The widespread notion that women in capitalist and socialist agriculture occupied similar positions will be questioned in this article by use of a variety of sources and interview materials: it is necessary to discuss professional qualifications, the experience of work and training as well as family structures in two periods, the 1960s and the 1980s. Is the term ‘modernisation’ appropriate for this finding, and what can be found in the concrete sources? Local examples will be evaluated on the basis of the parish of Brodowin, which is today part of the Schorfheide-Chorin district, approximately 60 kilometres north-east of Berlin, and Klützer Winkel, a village in Mecklenburg-Vorpommern not far from the old border between East and West Germany. Further consideration is given to working conditions after the ‘change of system’, when the impact of the Agriculture Adjustment Act could be felt by those concerned.

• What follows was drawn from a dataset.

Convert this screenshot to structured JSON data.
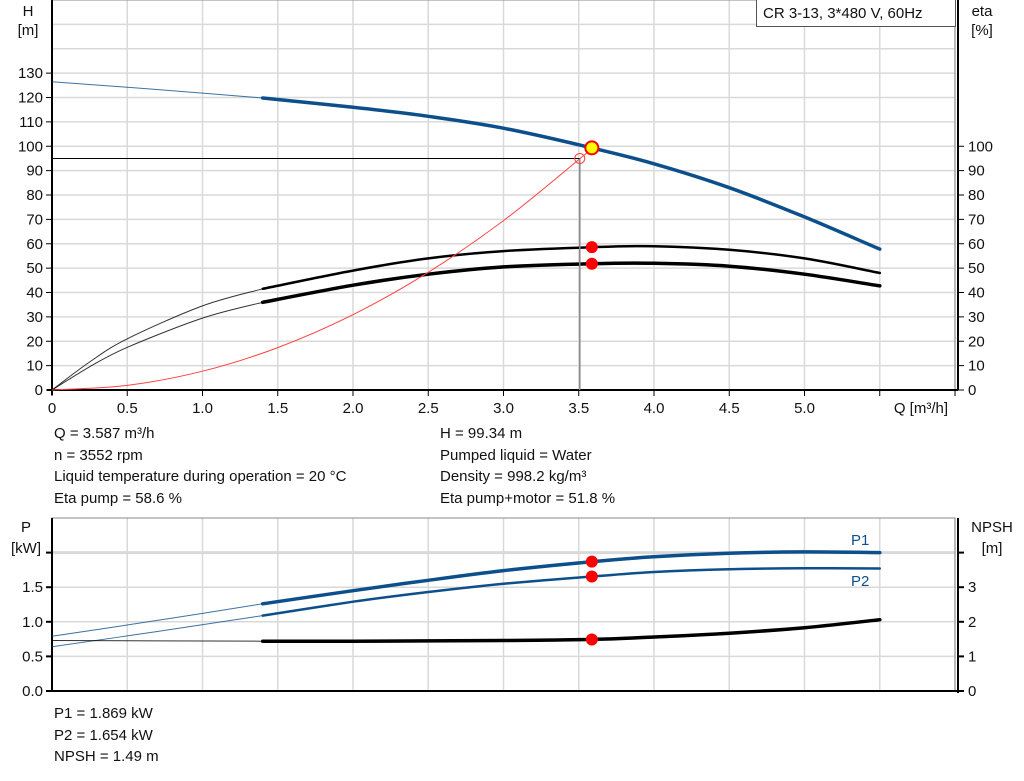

Overall, in the last two decades, economic and social conditions have resulted in a situation where women have been unable to use positively their professional qualifications, their own income, their own social and old-age insurance, specific women’s rights or their self-determined non-family childcare experience (nurseries, kindergartens, school day-care centres) What role did one’s own experience in the field of professional qualifications play, for different age-groups of female workers, in terms of developing options for coping with the situation of social collapse in the 1990s? How does this relate to decisions about migration and especially about the process of deciding to move away from rural areas?